92000 inactive Catholics came back to Church in Phoenix Diocese
Phoenix, March 27, 2009 - Maybe TV isn't so bad after all.
An estimated 92,000 inactive Catholics in the Phoenix Diocese have come back to the church in the last year thanks in large part to a groundbreaking television advertising campaign called Catholics Come Home.
The promotional spots featured people and locations from around the Phoenix Diocese to promote the church during prime-time television. The cornerstone of the campaign, the Catholics Come Home Web site, addresses often misunderstood aspects of the faith.
"For those who had fallen away from the practice of their faith, it let them know that we want them to come home," Phoenix Bishop Thomas J. Olmsted said.

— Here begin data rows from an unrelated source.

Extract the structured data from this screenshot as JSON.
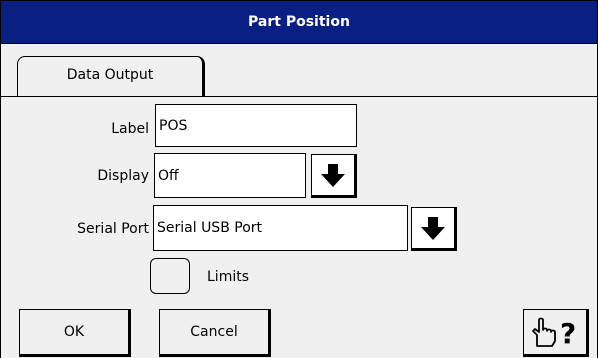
{
  "window": {
    "title": "Part Position"
  },
  "tabs": [
    {
      "label": "Data Output",
      "active": true
    }
  ],
  "form": {
    "label_caption": "Label",
    "label_value": "POS",
    "display_caption": "Display",
    "display_value": "Off",
    "serial_caption": "Serial Port",
    "serial_value": "Serial USB Port",
    "limits_caption": "Limits",
    "limits_checked": false
  },
  "buttons": {
    "ok_label": "OK",
    "cancel_label": "Cancel",
    "help_icon": "hand-question-icon"
  },
  "colors": {
    "titlebar": "#0a1f84",
    "panel": "#f0f0f0"
  }
}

The commercials, which ran during Lent in 2008, detail the good works of the Catholic Church throughout history. They also offer real-life testimonials of local fallen-away Catholics explaining what turned them away and what drew them back.
"Phoenix was supposed to be this quiet little test," said Tom Peterson, a former resident of Phoenix who is president and founder of Catholics Come Home, which is now based in Georgia.
"Word went worldwide as soon as you launched," he said in an interview with the Phoenix diocesan newspaper, The Catholic Sun.
More than half a million different visitors from all 50 states and 80 countries have visited the Web site catholicscomehome.com since the spots first aired.
The response was so positive that other dioceses around the country are looking to Phoenix for ideas on bringing Catholics back to the church.
The Diocese of Corpus Christi in Texas recently launched different versions of the television spots in English and Spanish. Each parish supplemented the commercials at Ash Wednesday services with a brochure for everyone answering common faith-related questions and listing Mass times and ministries.
The Catholics Come Home spots will appear in more than a dozen other dioceses around the country later in 2009 or early 2010. By the time Advent rolls around in 2010, organizers say they'll go national on major networks.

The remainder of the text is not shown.